Press Release of May 3, 2016
DIW study: in several European countries prior to 2010, between 27 and 40 percent of households received inheritances or gifts – German tax policy regarding inheritances and gifts riddled with exceptions
High-income individuals are more likely to inherit wealth than are low-income individuals; they also receive significantly larger amounts. Those from privileged social backgrounds are also able to amass more wealth overall, since they have access to higher-paying jobs. This is the result of a new study conducted by the German Institute for Economic Research (DIW Berlin) and commissioned by the Hans-Böckler Foundation. The study appears in the DIW Economic Bulletin 17/2016.
The German Institute for Economic Research (DIW Berlin) is one of the leading economic research institutions in Germany. Its core mandates are applied economic research and economic policy advice as well as provision of research infrastructure. As an independent non-profit institution, DIW Berlin is committed to serving the common good. The institute was founded in 1925 as Institut für Konjunkturforschung (Institute for economic cycle research). Since 1982, the Research Infrastructure SOEP (German Socio-Economic Panel Study), a long-term study, is affiliated to DIW Berlin. The institute has been headquartered in Berlin since its founding. As a member of the Leibniz Society, DIW Berlin is predominantly publicly funded.
“Individuals from wealthy backgrounds have higher incomes on average—and moreover, there’s a higher likelihood that they can look forward to receiving inheritances and gifts,” explained DIW economists Christian Westermeier and Markus Grabka along with their colleague Anita Tiefensee of the Hertie School of Governance.
For their study, the three economists examined the role that inheritances and gifts play in households’ asset portfolios and in the unequal distribution of wealth in the euro area. Due to variances in data quality and the absence of comparable data for all member states, the study’s focus is limited to eight countries: Greece, Spain, Portugal, Cyprus, France, Austria, Belgium, and West Germany (East Germany is omitted due to difficulties valuating pre-unification inheritances and gifts).

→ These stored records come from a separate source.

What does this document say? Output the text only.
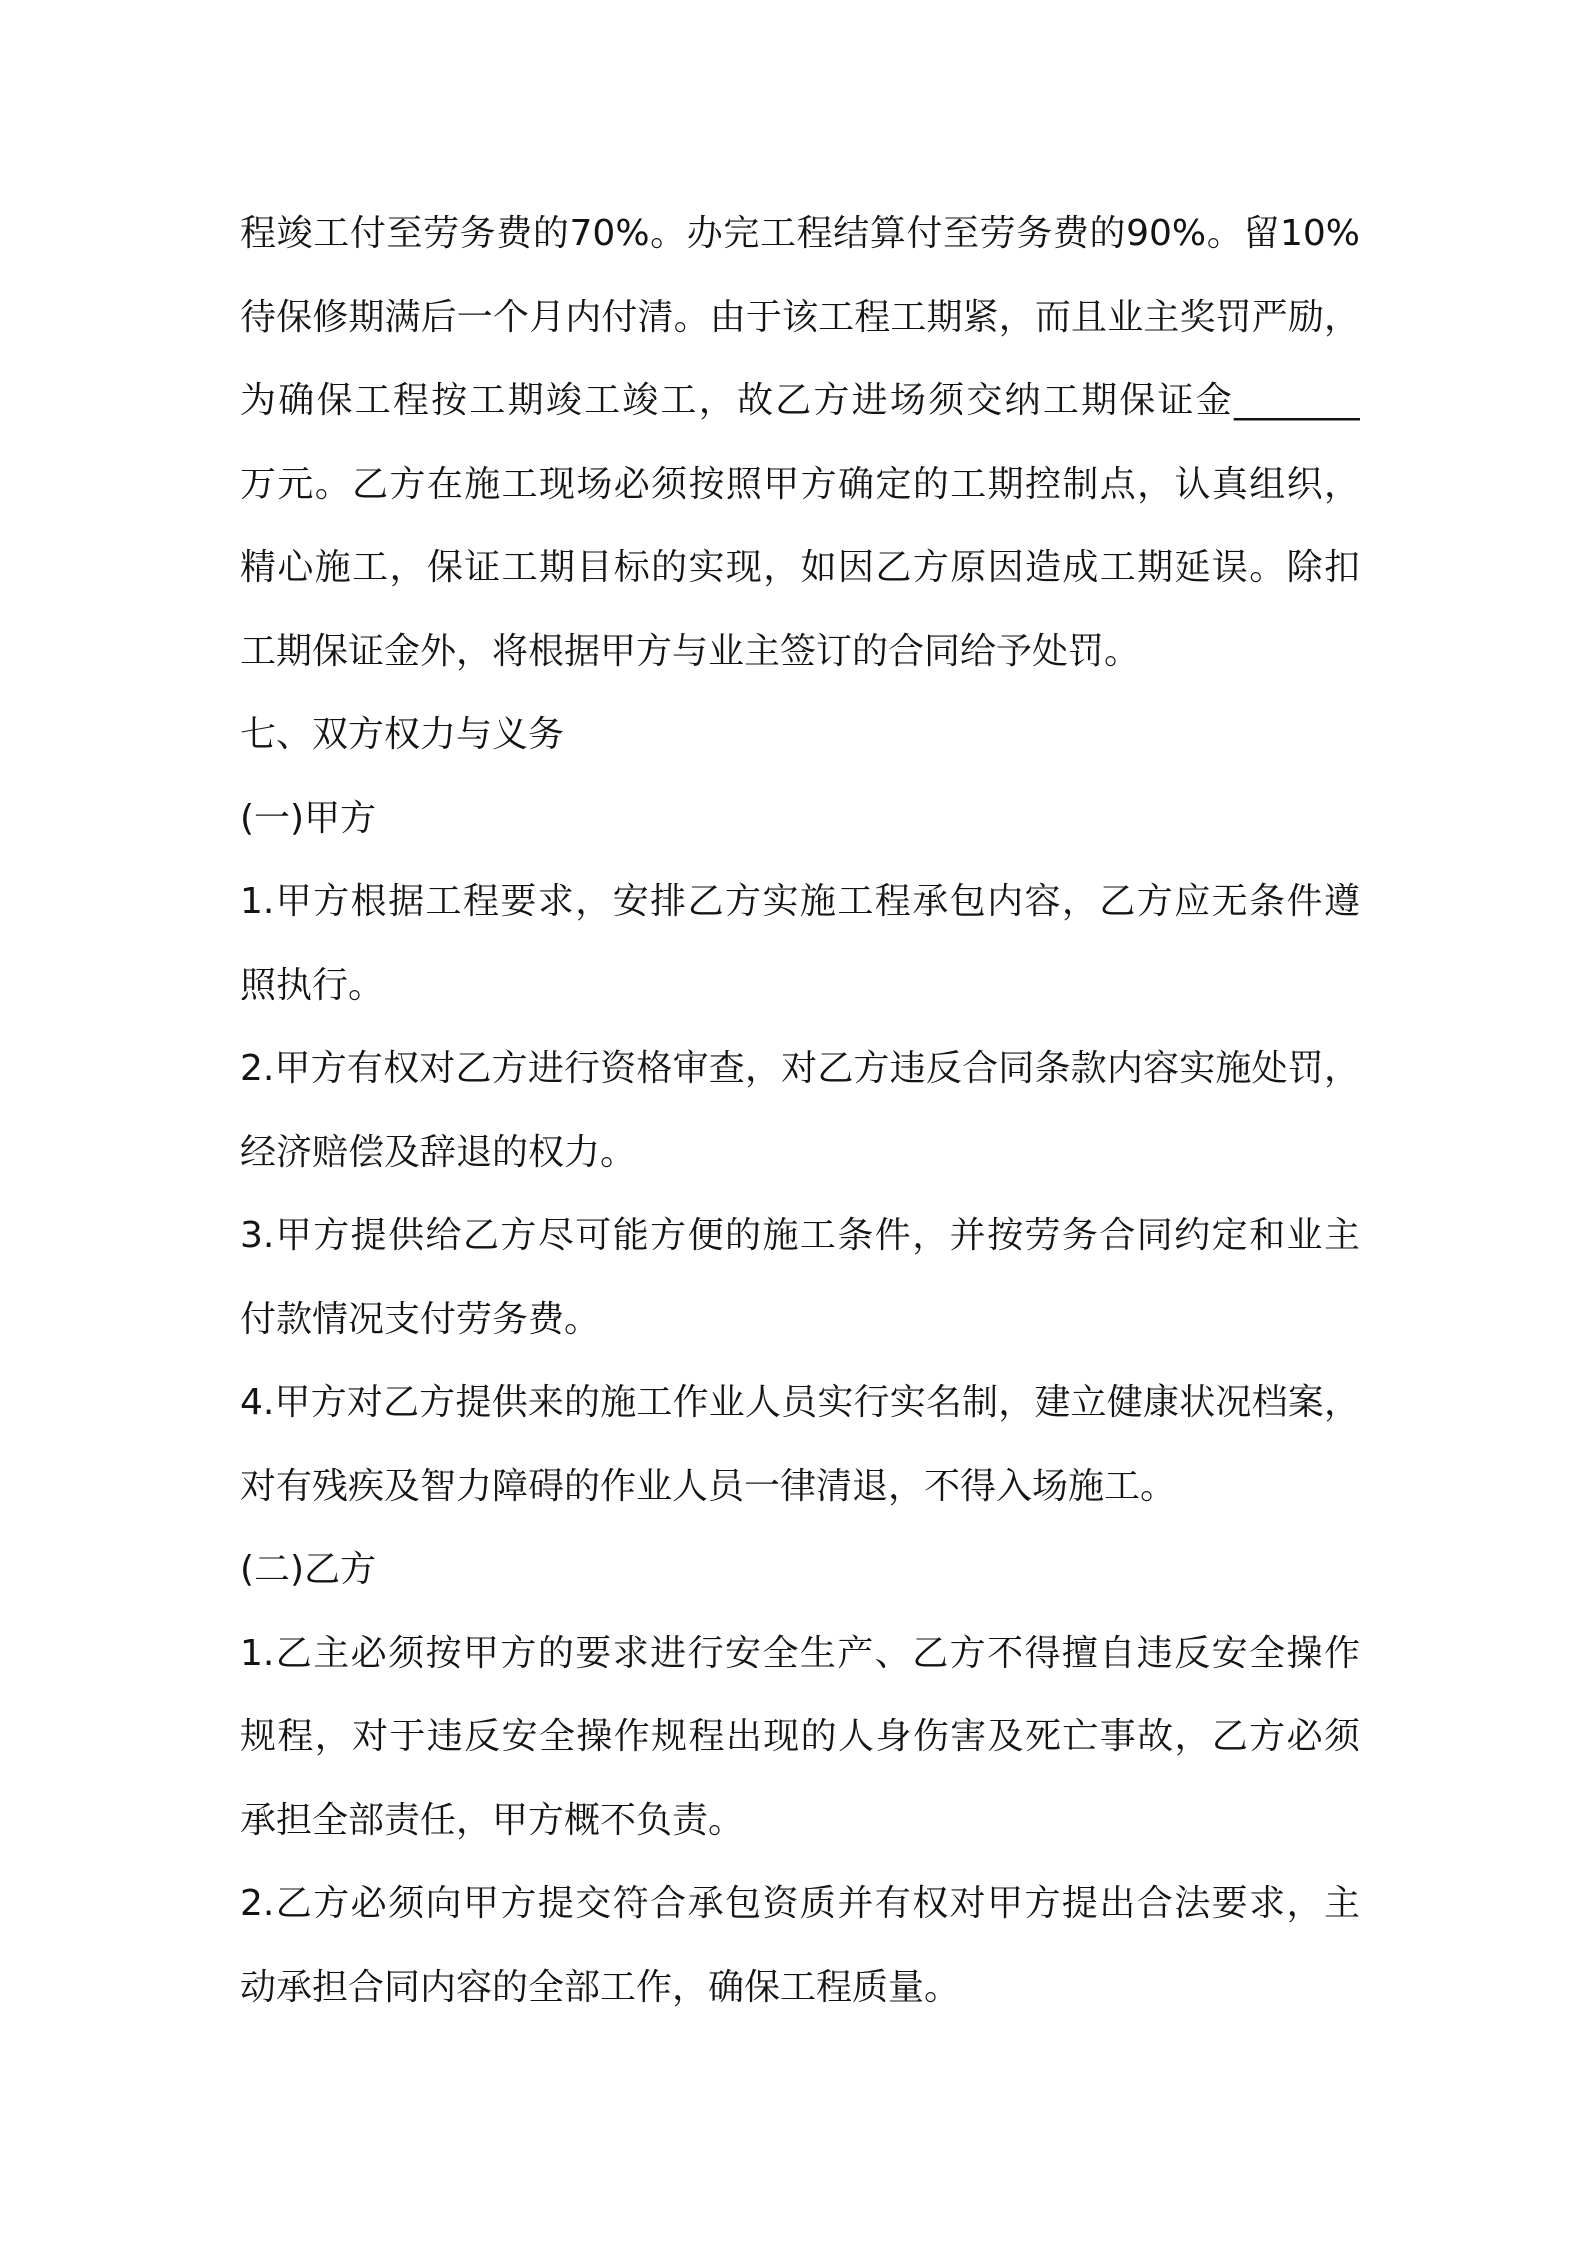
程竣工付至劳务费的70%。办完工程结算付至劳务费的90%。留10%
待保修期满后一个月内付清。由于该工程工期紧，而且业主奖罚严励，
为确保工程按工期竣工竣工，故乙方进场须交纳工期保证金_______
万元。乙方在施工现场必须按照甲方确定的工期控制点，认真组织，
精心施工，保证工期目标的实现，如因乙方原因造成工期延误。除扣
工期保证金外，将根据甲方与业主签订的合同给予处罚。
七、双方权力与义务
(一)甲方
1.甲方根据工程要求，安排乙方实施工程承包内容，乙方应无条件遵
照执行。
2.甲方有权对乙方进行资格审查，对乙方违反合同条款内容实施处罚，
经济赔偿及辞退的权力。
3.甲方提供给乙方尽可能方便的施工条件，并按劳务合同约定和业主
付款情况支付劳务费。
4.甲方对乙方提供来的施工作业人员实行实名制，建立健康状况档案，
对有残疾及智力障碍的作业人员一律清退，不得入场施工。
(二)乙方
1.乙主必须按甲方的要求进行安全生产、乙方不得擅自违反安全操作
规程，对于违反安全操作规程出现的人身伤害及死亡事故，乙方必须
承担全部责任，甲方概不负责。
2.乙方必须向甲方提交符合承包资质并有权对甲方提出合法要求，主
动承担合同内容的全部工作，确保工程质量。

Education, income, and social status are key determinants
In all countries under examination up until 2010, between 27 and 40 percent of the analyzed households received at least one inheritance or gift—that is, a wealth transfer to the household from an external source. The sum of all inheritances and gifts accounted for one-third of West German current households’ net assets, which is the highest share of all countries under observation. Based only on the recipient household, wealth transfers account for more than 50 percent of their current net worth in West Germany. The study also reveals that—at least in Austria, Belgium, France, and West Germany—as income increases, so does the probability of having received such a transfer.
With regard to West Germany and Austria specifically, the study’s authors explain that the “top-earning 20 percent of all households were twice as likely to have received an inheritance or gift that were the bottom 20 percent.” The authors believe this is due to differences in educational and economic mobility between the two groups. That means that an individual’s income, social status, and level of education rarely differs from those of their parents—wealth is preserved, inherited, or gifted, which maintains the strong asset positions over the course of generations. However, in the Mediterranean countries under examination—Greece, Portugal, Spain, and Cyprus—there are fewer differences among all income groups regarding the frequency of transfers. Nevertheless, all countries surveyed reported that high-income households inherited larger amounts than did low-income households.
German tax policy: too many exemptions
Westermeier, Grabka, and Tiefensee argue that Germany’s tax policy has given favorable treatment to large fortunes and high incomes over the past two decades. The indefinite suspension of the wealth tax, the privileging of corporate and capital income when determining taxation and the low maximum tax rates on high income levels have all contributed to the gap between rich and poor. Current tax policy is full of loopholes for inheritances and gifts, which is unlikely to counteract this situation.
“Policy should be shaped to create equal opportunities, and social background should be less of a determinant in economic status,” says Westermeier. “Additional revenue from asset-related taxation could be used expressly to facilitate educational and income mobility.”
The present study is based on data from the Household Finance and Consumption Survey (HFCS)—a representative survey of individuals living in private households that was initially conducted by the European Central Bank (ECB) and the central banks of the euro area.